From mboxrd@z Thu Jan  1 00:00:00 1970
Return-Path: <linux-kernel-owner@vger.kernel.org>
Received: (majordomo@vger.kernel.org) by vger.kernel.org via listexpand
	id S1757915Ab2EGUDP (ORCPT <rfc822;w@1wt.eu>);
	Mon, 7 May 2012 16:03:15 -0400
Received: from usmamail.tilera.com ([12.216.194.151]:55702 "EHLO
	USMAMAIL.TILERA.COM" rhost-flags-OK-OK-OK-OK) by vger.kernel.org
	with ESMTP id S1757335Ab2EGUDO (ORCPT
	<rfc822;linux-kernel@vger.kernel.org>);
	Mon, 7 May 2012 16:03:14 -0400
Message-ID: <4FA82A80.3090001@tilera.com>
Date: Mon, 7 May 2012 16:03:12 -0400
From: Chris Metcalf <cmetcalf@tilera.com>
User-Agent: Mozilla/5.0 (Windows NT 6.1; WOW64; rv:12.0) Gecko/20120428 Thunderbird/12.0.1
MIME-Version: 1.0
To: Thomas Gleixner <tglx@linutronix.de>
CC: LKML <linux-kernel@vger.kernel.org>
Subject: Re: [patch 17/18] tile: Use common threadinfo allocator
References: <20120505150007.543515803@linutronix.de> <20120505150142.311126440@linutronix.de> <4FA54569.2040209@tilera.com> <alpine.LFD.2.02.1205072134130.6271@ionos>
In-Reply-To: <alpine.LFD.2.02.1205072134130.6271@ionos>
X-Enigmail-Version: 1.4.1
Content-Type: text/plain; charset="ISO-8859-1"
Content-Transfer-Encoding: 7bit
Sender: linux-kernel-owner@vger.kernel.org
List-ID: <linux-kernel.vger.kernel.org>
X-Mailing-List: linux-kernel@vger.kernel.org

On 5/7/2012 3:45 PM, Thomas Gleixner wrote:
> On Sat, 5 May 2012, Chris Metcalf wrote:
>
>> On 5/5/2012 11:05 AM, Thomas Gleixner wrote:
>>> Use the core allocator and deal with the extra cleanup in
>>> arch_release_thread_info().
>>>
>>> Signed-off-by: Thomas Gleixner <tglx@linutronix.de>
>>> Cc: Chris Metcalf <cmetcalf@tilera.com>
>>> ---
>>>  arch/tile/include/asm/thread_info.h |    6 ++----
>>>  arch/tile/kernel/process.c          |   23 ++---------------------
>>>  2 files changed, 4 insertions(+), 25 deletions(-)
>> We have some changes we haven't yet merged upstream that this will likely
>> conflict with.
>>
>> You may note that we have APIs like homecache_alloc_pages() that take a
>> core or other magic value to indicate what the "home" cache should be on
>> our architecture.  This enables significant performance optimizations when
>> you can co-locate the home cache with where most of the core references are
>> coming from.
>>
>> The additional changes we haven't yet merged are in the area of managing
>> the home cache dynamically.  Rather than just setting the home cache at
>> allocation time, we allow it to be modified dynamically: for example, as
>> the process migrates, we migrate the kernel and user stack pages.  This is
>> tricky since there are lots of coherence issues to manage, and the changes
>> we have include a variety of changes in the core mm code to handle
>> transitioning the home cache, proper locking, unmapping, hooks in the buddy
>> allocator, blocking other cores while a page is transitioning, etc etc.
>>
>> But, the relevance to this change is that as part of that code, we use the
>> homecache_alloc_page() method to set the home cache of a kernel stack page
>> to be the core that is running the thread (and then migrate the home cache
>> dynamically after that).  Using the new proposed core allocator will mean
>> we lose that hook.  We don't need a free hook (when we're using the dynamic
>> mode we are already hooked into the allocator itself), but we do need a way
>> to know when we're allocating a kernel stack page as opposed to any other
>> kind of a page.
> What's the difference between a kernel stack page for a given node and
> a page which is allocated on a given node ?

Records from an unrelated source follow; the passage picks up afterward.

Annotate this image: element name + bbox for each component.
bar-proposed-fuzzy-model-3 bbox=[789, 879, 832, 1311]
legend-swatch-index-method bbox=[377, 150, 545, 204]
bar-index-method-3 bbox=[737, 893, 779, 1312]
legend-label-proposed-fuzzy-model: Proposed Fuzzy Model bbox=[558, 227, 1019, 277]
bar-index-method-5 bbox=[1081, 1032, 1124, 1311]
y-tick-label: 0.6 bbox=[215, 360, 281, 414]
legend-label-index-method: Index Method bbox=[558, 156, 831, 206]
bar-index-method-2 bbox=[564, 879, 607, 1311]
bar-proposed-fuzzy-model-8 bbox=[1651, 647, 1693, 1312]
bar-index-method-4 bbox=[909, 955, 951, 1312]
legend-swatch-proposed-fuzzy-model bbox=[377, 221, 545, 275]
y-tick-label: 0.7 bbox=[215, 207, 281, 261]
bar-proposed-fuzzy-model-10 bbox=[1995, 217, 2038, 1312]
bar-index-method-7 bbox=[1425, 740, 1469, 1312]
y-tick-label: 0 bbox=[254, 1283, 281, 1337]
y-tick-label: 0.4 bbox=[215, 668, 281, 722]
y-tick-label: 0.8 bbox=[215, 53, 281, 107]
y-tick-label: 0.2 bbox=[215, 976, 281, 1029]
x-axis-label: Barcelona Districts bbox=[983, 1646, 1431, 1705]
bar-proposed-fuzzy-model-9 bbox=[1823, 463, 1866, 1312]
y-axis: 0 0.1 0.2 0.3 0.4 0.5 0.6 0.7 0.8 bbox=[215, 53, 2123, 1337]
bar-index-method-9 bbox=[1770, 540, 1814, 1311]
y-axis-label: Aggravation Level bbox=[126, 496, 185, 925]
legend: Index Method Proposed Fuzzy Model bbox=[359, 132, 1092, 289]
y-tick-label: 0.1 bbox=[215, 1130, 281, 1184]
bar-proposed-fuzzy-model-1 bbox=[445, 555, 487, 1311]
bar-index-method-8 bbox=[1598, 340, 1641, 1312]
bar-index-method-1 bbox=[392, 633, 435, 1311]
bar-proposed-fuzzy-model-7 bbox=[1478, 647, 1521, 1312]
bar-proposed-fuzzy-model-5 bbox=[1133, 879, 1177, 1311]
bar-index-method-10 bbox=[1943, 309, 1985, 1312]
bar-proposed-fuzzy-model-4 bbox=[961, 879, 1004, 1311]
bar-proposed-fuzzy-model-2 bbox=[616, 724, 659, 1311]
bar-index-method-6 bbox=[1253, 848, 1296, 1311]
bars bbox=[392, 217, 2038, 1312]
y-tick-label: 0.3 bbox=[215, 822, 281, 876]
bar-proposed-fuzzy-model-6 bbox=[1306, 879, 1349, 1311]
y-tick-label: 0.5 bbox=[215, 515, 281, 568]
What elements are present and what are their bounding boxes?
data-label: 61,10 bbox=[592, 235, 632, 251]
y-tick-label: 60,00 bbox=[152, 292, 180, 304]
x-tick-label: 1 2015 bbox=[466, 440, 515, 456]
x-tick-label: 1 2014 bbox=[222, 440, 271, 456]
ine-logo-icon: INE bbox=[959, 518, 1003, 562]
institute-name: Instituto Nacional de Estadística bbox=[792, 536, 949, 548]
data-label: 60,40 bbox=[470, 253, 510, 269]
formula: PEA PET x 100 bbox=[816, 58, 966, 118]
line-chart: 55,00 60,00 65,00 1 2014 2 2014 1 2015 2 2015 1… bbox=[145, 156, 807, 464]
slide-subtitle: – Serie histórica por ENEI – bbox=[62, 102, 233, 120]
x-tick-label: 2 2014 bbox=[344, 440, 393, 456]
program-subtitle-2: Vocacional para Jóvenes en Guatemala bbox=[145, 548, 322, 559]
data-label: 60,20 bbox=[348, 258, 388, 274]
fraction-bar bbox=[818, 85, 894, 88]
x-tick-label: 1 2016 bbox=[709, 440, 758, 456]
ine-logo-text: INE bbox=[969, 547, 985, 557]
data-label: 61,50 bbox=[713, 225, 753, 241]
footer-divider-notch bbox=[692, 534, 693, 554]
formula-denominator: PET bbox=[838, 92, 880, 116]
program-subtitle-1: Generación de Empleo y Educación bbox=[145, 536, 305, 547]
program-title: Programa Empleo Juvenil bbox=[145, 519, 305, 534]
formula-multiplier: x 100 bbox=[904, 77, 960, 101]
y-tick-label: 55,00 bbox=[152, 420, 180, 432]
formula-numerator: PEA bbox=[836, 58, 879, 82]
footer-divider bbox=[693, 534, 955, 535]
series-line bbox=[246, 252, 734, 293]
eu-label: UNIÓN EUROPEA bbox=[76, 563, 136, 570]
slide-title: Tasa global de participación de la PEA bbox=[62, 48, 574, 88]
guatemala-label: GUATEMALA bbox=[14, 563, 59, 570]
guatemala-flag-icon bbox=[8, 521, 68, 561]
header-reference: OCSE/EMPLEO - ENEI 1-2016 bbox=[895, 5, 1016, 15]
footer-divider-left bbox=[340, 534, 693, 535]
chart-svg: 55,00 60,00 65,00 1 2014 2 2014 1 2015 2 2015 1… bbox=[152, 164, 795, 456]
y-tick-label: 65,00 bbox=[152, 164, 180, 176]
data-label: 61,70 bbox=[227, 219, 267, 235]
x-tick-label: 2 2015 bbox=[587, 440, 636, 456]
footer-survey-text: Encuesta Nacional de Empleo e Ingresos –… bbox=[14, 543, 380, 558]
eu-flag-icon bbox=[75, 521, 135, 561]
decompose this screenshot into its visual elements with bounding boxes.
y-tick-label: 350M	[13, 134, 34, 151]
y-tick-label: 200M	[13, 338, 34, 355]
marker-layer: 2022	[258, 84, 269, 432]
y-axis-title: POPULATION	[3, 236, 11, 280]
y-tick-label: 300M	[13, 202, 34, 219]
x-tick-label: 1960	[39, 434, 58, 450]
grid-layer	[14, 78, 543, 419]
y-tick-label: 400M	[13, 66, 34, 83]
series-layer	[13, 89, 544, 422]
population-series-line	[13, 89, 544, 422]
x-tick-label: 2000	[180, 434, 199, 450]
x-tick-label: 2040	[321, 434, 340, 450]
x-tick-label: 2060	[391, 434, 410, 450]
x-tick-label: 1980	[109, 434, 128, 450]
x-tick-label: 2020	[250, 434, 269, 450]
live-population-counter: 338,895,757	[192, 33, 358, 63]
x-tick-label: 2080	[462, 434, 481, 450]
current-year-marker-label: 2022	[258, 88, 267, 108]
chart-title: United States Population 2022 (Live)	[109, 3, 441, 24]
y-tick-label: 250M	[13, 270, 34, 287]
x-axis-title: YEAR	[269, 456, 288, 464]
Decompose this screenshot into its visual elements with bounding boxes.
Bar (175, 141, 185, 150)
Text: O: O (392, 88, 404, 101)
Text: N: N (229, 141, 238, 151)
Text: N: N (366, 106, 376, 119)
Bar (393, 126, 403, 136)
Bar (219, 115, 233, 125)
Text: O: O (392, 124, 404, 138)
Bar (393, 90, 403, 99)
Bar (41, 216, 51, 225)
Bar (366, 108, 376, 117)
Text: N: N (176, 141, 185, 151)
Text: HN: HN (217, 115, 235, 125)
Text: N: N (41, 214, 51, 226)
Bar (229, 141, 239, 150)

No difference except in how it is allocated (and of course how it is
used).  The task migration code currently knows that the kernel stack
should have its home cache migrated; it finds it by VA.  In the absence of
migration the kernel stack page is not treated differently than any other
page_alloc'ed page.

>> The simplest approach is of course just to allow
>> __HAVE_ARCH_THREAD_INFO_ALLOCATOR to continue to be meaningful and use it
>> for tile, but maybe there's some halfway point.  For example, that symbol
>> could refer only to the allocate function, and not also imply an
>> arch-specific free function.  Or, we could have a new much more focused
>> override that was just "a function to use instead of alloc_pages_node",
>> e.g. provide a weak alloc_threadinfo_pages_node() that just was generically
>> just a call to alloc_pages_node, which architectures could override.
> Again, that would give you what? 

The advantage is that when you initially allocate the stack page, you can
set its home cache appropriately to be on the local cpu, where the new task
is likely to run.  Otherwise, you could imagine using a suitable hook for
when the task starts up to migrate the page at that point, but you miss out
on the opportunity to have the allocator return a suitably-cached page up
front when the task is created.

> If you treat kernel stack pages different to general pages allocated
> on a node then why not using a special GFP flag for that purpose?

There are certainly different possible ways to tell the allocator to
allocate a page with its cache "here" vs with its cache fully-distributed
(and thus less local, and less good for stack or percpu pages).  We use a
different approach (some per-task data structures that pass homing info to
the allocator) but we could probably use GFP_ values instead.  But the
point is we need to be able to know to do so, and I think the only obvious
way is to override something in the threadinfo allocator.

Thanks!

-- 
Chris Metcalf, Tilera Corp.
http://www.tilera.com